You're posting this snark precisely because it does pose a significant challenge to the conventional worldview in which regulation is the answer to everything. Why not address the issues directly with some productive discussion instead of trying to cocoon yourself behind a snarky dismissal? For instance, a starter question from each ideological direction: If the regulatory state is so wonderful, why are so many people being forced to bypass it, or basically starve/stay poor? And how can we bring the benefits of a well-regulated state to these places that aren't exactly rolling in free-flowing cash and can't afford any sort of very expensive regulation? (Because while a small 4 page article may not have discussed it except for an off-hand comment, I'm sure there's rampant abuses and mafia-like organizations in this economy.)


I definitely believe the "dr" part.

The article is just describing an economic ecosystem that is in play today. It reads like someone's attempt to wrap his head around something new and different that needs to be understood.

If this economy is as large and successful as it's claimed to be, then we should be making an effort to understand it as well.

You'd need to be pretty heartless to decry it on face value when it does something so basic in our modern world as provide electrical power for people who have been denied it by their current economic system or government for one reason or another.

If you have a reason to counter the facts in the story, by all means speak up.


You'd need to be pretty heartless to decry it on face value when it does something so basic in our modern world as provide electrical power for people

Have you ever been at a large campground with widespread portable generator use? There are >definite< externalities.

I would take steps to further lubricate commerce. Technology that can leapfrog the build-out of infrastructure like roads is one possibility.


I don't understand your point.

No one is lubricating commerce for these people. Their current government and economic system is failing them miserably.

What they've done to better the lives of themselves and those around them, they've done for themselves in spite of their current government and its forced economics.

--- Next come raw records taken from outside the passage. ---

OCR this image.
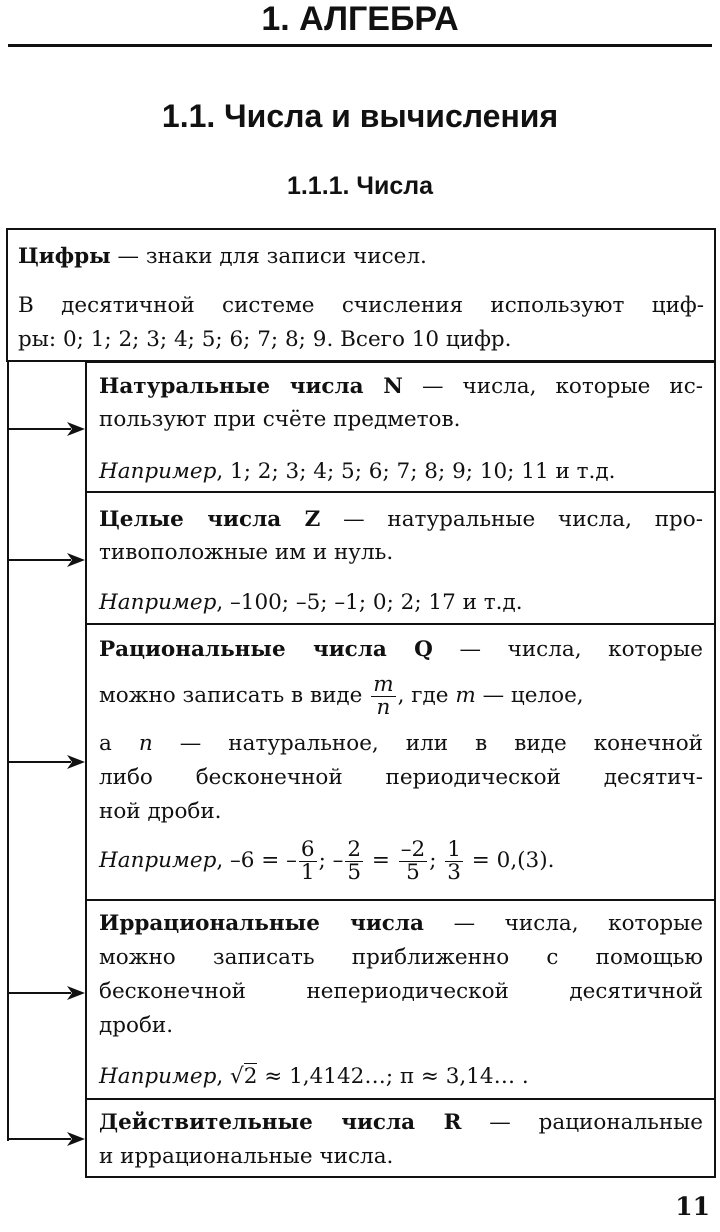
1. АЛГЕБРА
1.1. Числа и вычисления
1.1.1. Числа
Цифры — знаки для записи чисел.
В десятичной системе счисления используют циф-
ры: 0; 1; 2; 3; 4; 5; 6; 7; 8; 9. Всего 10 цифр.
Натуральные числа N — числа, которые ис-
пользуют при счёте предметов.
Например, 1; 2; 3; 4; 5; 6; 7; 8; 9; 10; 11 и т.д.
Целые числа Z — натуральные числа, про-
тивоположные им и нуль.
Например, –100; –5; –1; 0; 2; 17 и т.д.
Рациональные числа Q — числа, которые
можно записать в виде $\frac{m}{n}$ , где m — целое,
а n — натуральное, или в виде конечной
либо бесконечной периодической десятич-
ной дроби.
Например, –6 = – $\frac{6}{1}$ ; – $\frac{2}{5} = \frac{-2}{5}$ ; $\frac{1}{3} = 0,(3)$.
Иррациональные числа — числа, которые
можно записать приближенно с помощью
бесконечной непериодической десятичной
дроби.
Например, √2 ≈ 1,4142…; π ≈ 3,14… .
Действительные числа R — рациональные
и иррациональные числа.
11
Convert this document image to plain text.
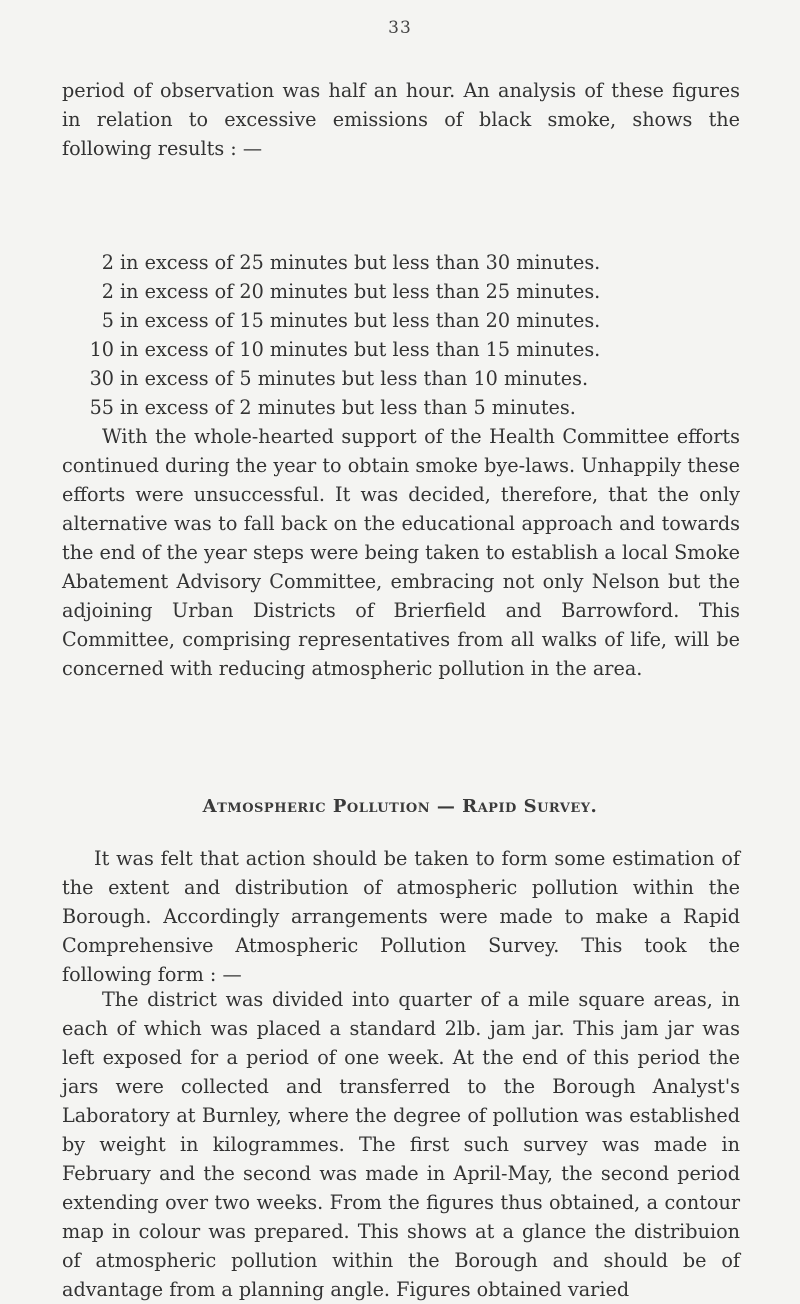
33

period of observation was half an hour. An analysis of these figures in relation to excessive emissions of black smoke, shows the following results : —

2 in excess of 25 minutes but less than 30 minutes.
2 in excess of 20 minutes but less than 25 minutes.
5 in excess of 15 minutes but less than 20 minutes.
10 in excess of 10 minutes but less than 15 minutes.
30 in excess of 5 minutes but less than 10 minutes.
55 in excess of 2 minutes but less than 5 minutes.

With the whole-hearted support of the Health Committee efforts continued during the year to obtain smoke bye-laws. Unhappily these efforts were unsuccessful. It was decided, therefore, that the only alternative was to fall back on the educational approach and towards the end of the year steps were being taken to establish a local Smoke Abatement Advisory Committee, embracing not only Nelson but the adjoining Urban Districts of Brierfield and Barrowford. This Committee, comprising representatives from all walks of life, will be concerned with reducing atmospheric pollution in the area.

Atmospheric Pollution — Rapid Survey.

It was felt that action should be taken to form some estimation of the extent and distribution of atmospheric pollution within the Borough. Accordingly arrangements were made to make a Rapid Comprehensive Atmospheric Pollution Survey. This took the following form : —

The district was divided into quarter of a mile square areas, in each of which was placed a standard 2lb. jam jar. This jam jar was left exposed for a period of one week. At the end of this period the jars were collected and transferred to the Borough Analyst's Laboratory at Burnley, where the degree of pollution was established by weight in kilogrammes. The first such survey was made in February and the second was made in April-May, the second period extending over two weeks. From the figures thus obtained, a contour map in colour was prepared. This shows at a glance the distribuion of atmospheric pollution within the Borough and should be of advantage from a planning angle. Figures obtained varied
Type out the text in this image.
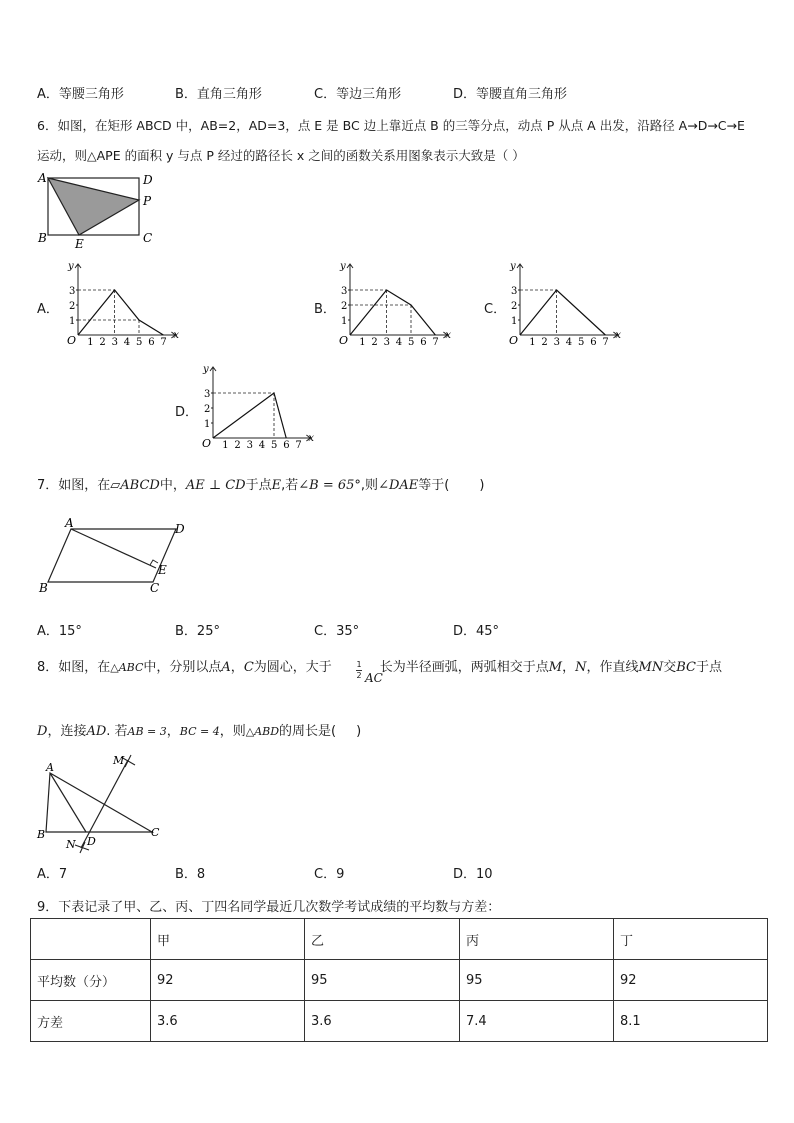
A．等腰三角形	B．直角三角形	C．等边三角形	D．等腰直角三角形
6．如图，在矩形 ABCD 中，AB=2，AD=3，点 E 是 BC 边上靠近点 B 的三等分点，动点 P 从点 A 出发，沿路径 A→D→C→E
运动，则△APE 的面积 y 与点 P 经过的路径长 x 之间的函数关系用图象表示大致是（ ）
A	D
P
B	C
E
A．	B．	C．
D．
x
y
O 1 2 3 4 5 6 7
1
2
3
x
y
O 1 2 3 4 5 6 7
1
2
3
x
y
O 1 2 3 4 5 6 7
1
2
3
x
y
O 1 2 3 4 5 6 7
1
2
3
7．如图，在▱ABCD中，AE ⊥ CD于点E,若∠B = 65°,则∠DAE等于( )
A	D
B	C
E
A．15°	B．25°	C．35°	D．45°
8．如图，在△ABC中，分别以点A，C为圆心，大于	长为半径画弧，两弧相交于点M，N，作直线MN交BC于点
1
2 AC
D，连接AD. 若AB = 3，BC = 4，则△ABD的周长是( )
A
B	C
D
M
N
A．7	B．8	C．9	D．10
9．下表记录了甲、乙、丙、丁四名同学最近几次数学考试成绩的平均数与方差：
	甲	乙	丙	丁
平均数（分）	92	95	95	92
方差	3.6	3.6	7.4	8.1
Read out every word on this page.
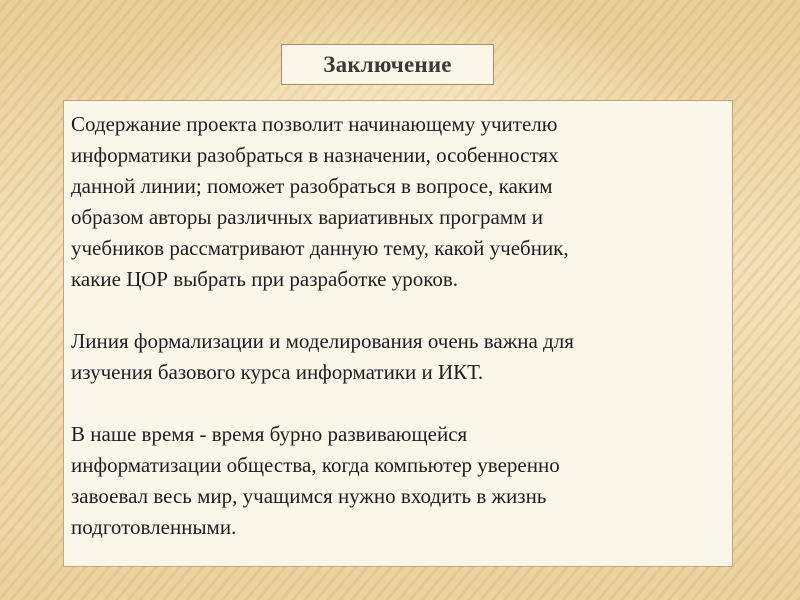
Заключение

Содержание проекта позволит начинающему учителю
информатики разобраться в назначении, особенностях
данной линии; поможет разобраться в вопросе, каким
образом авторы различных вариативных программ и
учебников рассматривают данную тему, какой учебник,
какие ЦОР выбрать при разработке уроков.

Линия формализации и моделирования очень важна для
изучения базового курса информатики и ИКТ.

В наше время - время бурно развивающейся
информатизации общества, когда компьютер уверенно
завоевал весь мир, учащимся нужно входить в жизнь
подготовленными.
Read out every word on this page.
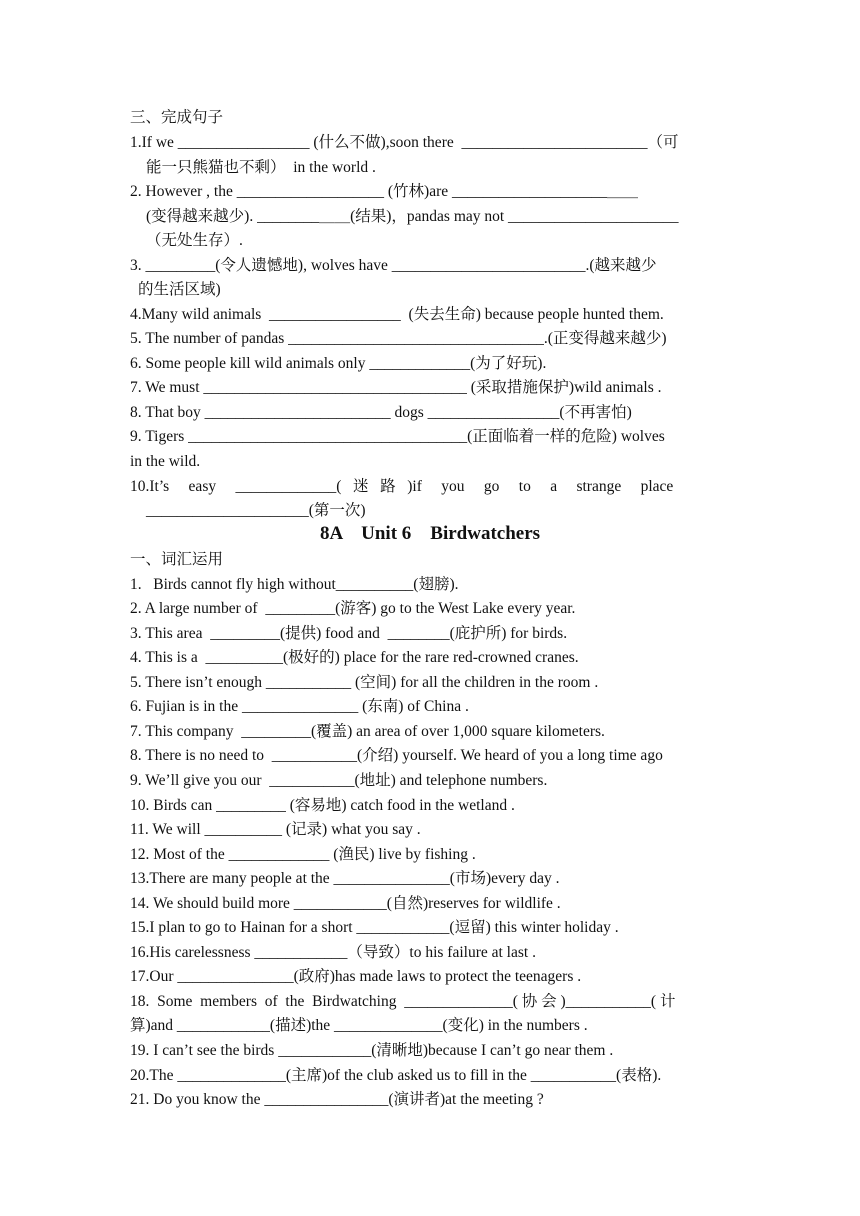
三、完成句子
1.If we _________________ (什么不做),soon there  ________________________（可
能一只熊猫也不剩）  in the world .
2. However , the ___________________ (竹林)are ____________________＿＿
(变得越来越少). ________＿＿(结果)，pandas may not ______________________
（无处生存）.
3. _________(令人遗憾地), wolves have _________________________.(越来越少
的生活区域)
4.Many wild animals  _________________  (失去生命) because people hunted them.
5. The number of pandas _________________________________.(正变得越来越少)
6. Some people kill wild animals only _____________(为了好玩).
7. We must __________________________________ (采取措施保护)wild animals .
8. That boy ________________________ dogs _________________(不再害怕)
9. Tigers ____________________________________(正面临着一样的危险) wolves
in the wild.
10.It’s     easy     _____________(   迷   路   )if     you     go     to     a     strange     place
_____________________(第一次)
8A    Unit 6    Birdwatchers
一、词汇运用
1.   Birds cannot fly high without__________(翅膀).
2. A large number of  _________(游客) go to the West Lake every year.
3. This area  _________(提供) food and  ________(庇护所) for birds.
4. This is a  __________(极好的) place for the rare red-crowned cranes.
5. There isn’t enough ___________ (空间) for all the children in the room .
6. Fujian is in the _______________ (东南) of China .
7. This company  _________(覆盖) an area of over 1,000 square kilometers.
8. There is no need to  ___________(介绍) yourself. We heard of you a long time ago
9. We’ll give you our  ___________(地址) and telephone numbers.
10. Birds can _________ (容易地) catch food in the wetland .
11. We will __________ (记录) what you say .
12. Most of the _____________ (渔民) live by fishing .
13.There are many people at the _______________(市场)every day .
14. We should build more ____________(自然)reserves for wildlife .
15.I plan to go to Hainan for a short ____________(逗留) this winter holiday .
16.His carelessness ____________（导致）to his failure at last .
17.Our _______________(政府)has made laws to protect the teenagers .
18.  Some  members  of  the  Birdwatching  ______________( 协 会 )___________( 计
算)and ____________(描述)the ______________(变化) in the numbers .
19. I can’t see the birds ____________(清晰地)because I can’t go near them .
20.The ______________(主席)of the club asked us to fill in the ___________(表格).
21. Do you know the ________________(演讲者)at the meeting ?
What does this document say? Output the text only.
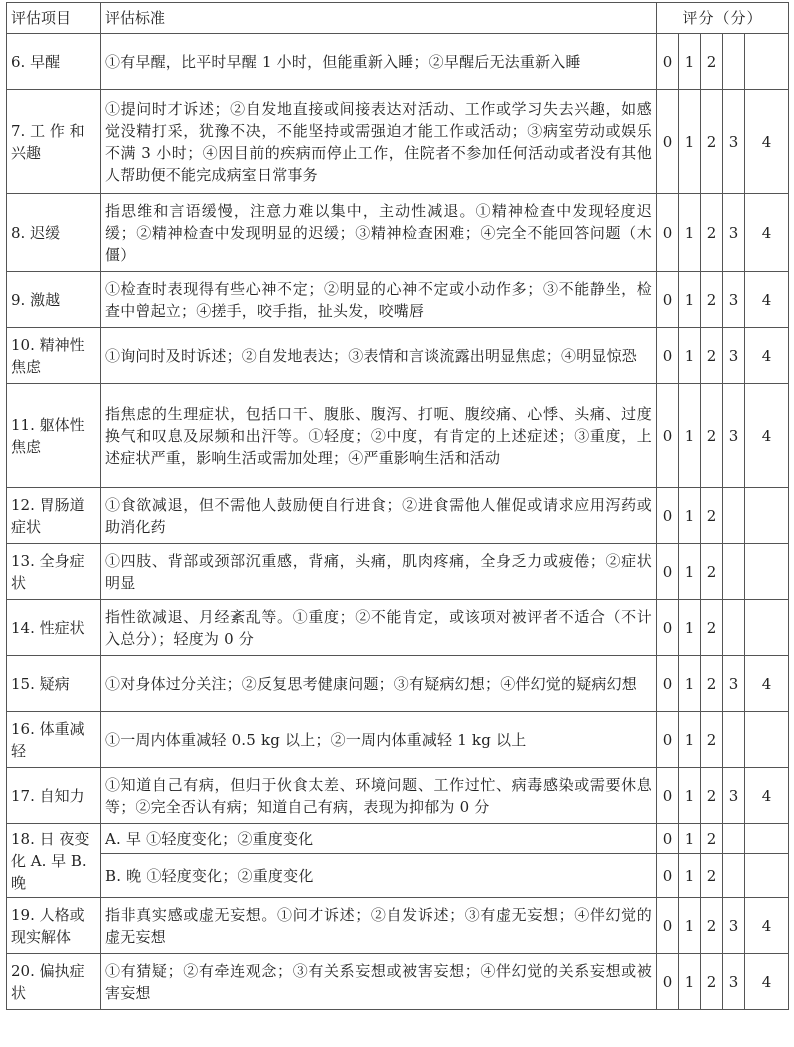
评估项目	评估标准	评分（分）				
6. 早醒	①有早醒，比平时早醒 1 小时，但能重新入睡；②早醒后无法重新入睡	0	1	2		
7. 工 作 和兴趣	①提问时才诉述；②自发地直接或间接表达对活动、工作或学习失去兴趣，如感觉没精打采，犹豫不决，不能坚持或需强迫才能工作或活动；③病室劳动或娱乐不满 3 小时；④因目前的疾病而停止工作，住院者不参加任何活动或者没有其他人帮助便不能完成病室日常事务	0	1	2	3	4
8. 迟缓	指思维和言语缓慢，注意力难以集中，主动性减退。①精神检查中发现轻度迟缓；②精神检查中发现明显的迟缓；③精神检查困难；④完全不能回答问题（木僵）	0	1	2	3	4
9. 激越	①检查时表现得有些心神不定；②明显的心神不定或小动作多；③不能静坐，检查中曾起立；④搓手，咬手指，扯头发，咬嘴唇	0	1	2	3	4
10. 精神性焦虑	①询问时及时诉述；②自发地表达；③表情和言谈流露出明显焦虑；④明显惊恐	0	1	2	3	4
11. 躯体性焦虑	指焦虑的生理症状，包括口干、腹胀、腹泻、打呃、腹绞痛、心悸、头痛、过度换气和叹息及尿频和出汗等。①轻度；②中度，有肯定的上述症述；③重度，上述症状严重，影响生活或需加处理；④严重影响生活和活动	0	1	2	3	4
12. 胃肠道症状	①食欲减退，但不需他人鼓励便自行进食；②进食需他人催促或请求应用泻药或助消化药	0	1	2		
13. 全身症状	①四肢、背部或颈部沉重感，背痛，头痛，肌肉疼痛，全身乏力或疲倦；②症状明显	0	1	2		
14. 性症状	指性欲减退、月经紊乱等。①重度；②不能肯定，或该项对被评者不适合（不计入总分）；轻度为 0 分	0	1	2		
15. 疑病	①对身体过分关注；②反复思考健康问题；③有疑病幻想；④伴幻觉的疑病幻想	0	1	2	3	4
16. 体重减轻	①一周内体重减轻 0.5 kg 以上；②一周内体重减轻 1 kg 以上	0	1	2		
17. 自知力	①知道自己有病，但归于伙食太差、环境问题、工作过忙、病毒感染或需要休息等；②完全否认有病；知道自己有病，表现为抑郁为 0 分	0	1	2	3	4
18. 日 夜变化 A. 早 B. 晚	A. 早 ①轻度变化；②重度变化	0	1	2		
	B. 晚 ①轻度变化；②重度变化	0	1	2		
19. 人格或现实解体	指非真实感或虚无妄想。①问才诉述；②自发诉述；③有虚无妄想；④伴幻觉的虚无妄想	0	1	2	3	4
20. 偏执症状	①有猜疑；②有牵连观念；③有关系妄想或被害妄想；④伴幻觉的关系妄想或被害妄想	0	1	2	3	4
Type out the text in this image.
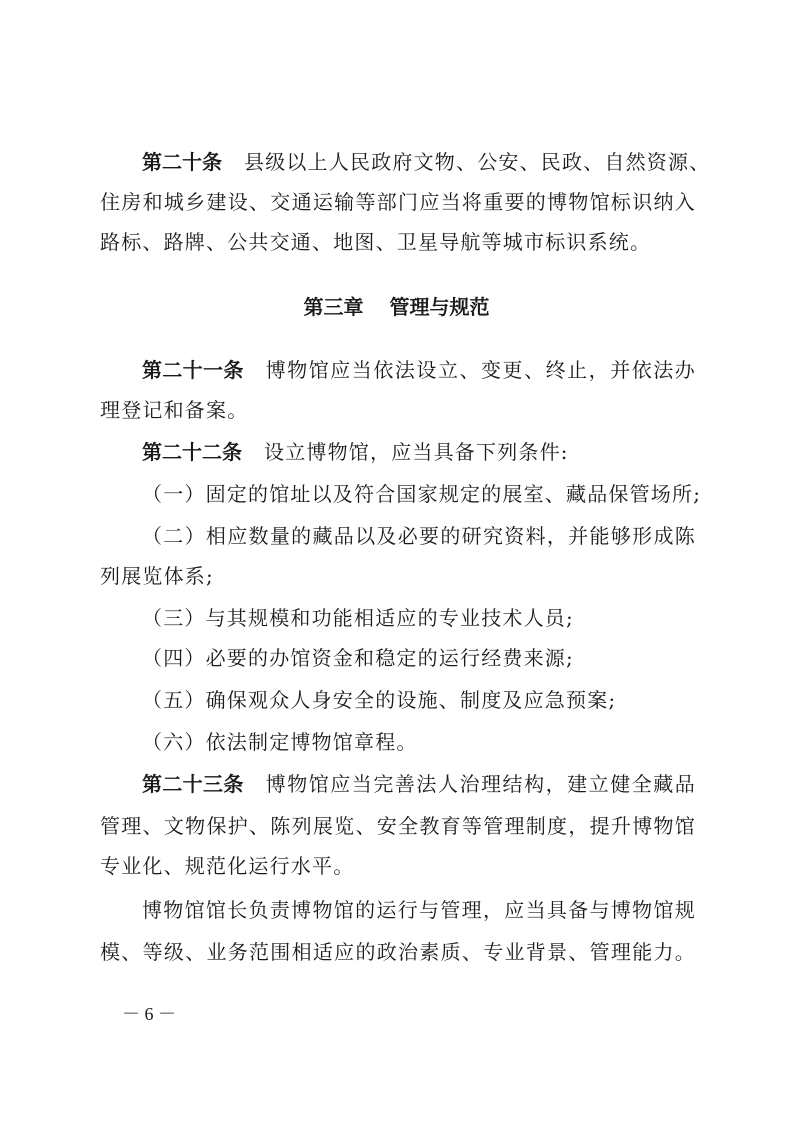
第二十条 县级以上人民政府文物、公安、民政、自然资源、
住房和城乡建设、交通运输等部门应当将重要的博物馆标识纳入
路标、路牌、公共交通、地图、卫星导航等城市标识系统。
第三章 管理与规范
第二十一条 博物馆应当依法设立、变更、终止，并依法办
理登记和备案。
第二十二条 设立博物馆，应当具备下列条件:
（一）固定的馆址以及符合国家规定的展室、藏品保管场所;
（二）相应数量的藏品以及必要的研究资料，并能够形成陈
列展览体系;
（三）与其规模和功能相适应的专业技术人员;
（四）必要的办馆资金和稳定的运行经费来源;
（五）确保观众人身安全的设施、制度及应急预案;
（六）依法制定博物馆章程。
第二十三条 博物馆应当完善法人治理结构，建立健全藏品
管理、文物保护、陈列展览、安全教育等管理制度，提升博物馆
专业化、规范化运行水平。
博物馆馆长负责博物馆的运行与管理，应当具备与博物馆规
模、等级、业务范围相适应的政治素质、专业背景、管理能力。
－ 6 －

These people aren't trading in drugs or slaves. They're doing something quite remarkable and how they're doing it should be studied.


No one is lubricating commerce for these people. Their current government and economic system is failing them miserably.

Yes, so imagine if we came in with technical solutions that leapfrog their failed government? For example, there's a program to replace mail service with small parcel delivery by quadcopter drone. No roads during the rainy season? No problem!


So you are surprised that a system in which there is relatively little government oversight and few people who initiates the use of force resembles a system which is defined by relatively little government oversight and no initiation of force?


Libertarian, except for the “gangsters who control the fruit market... running a price-fixing cartel” mentioned on page 3.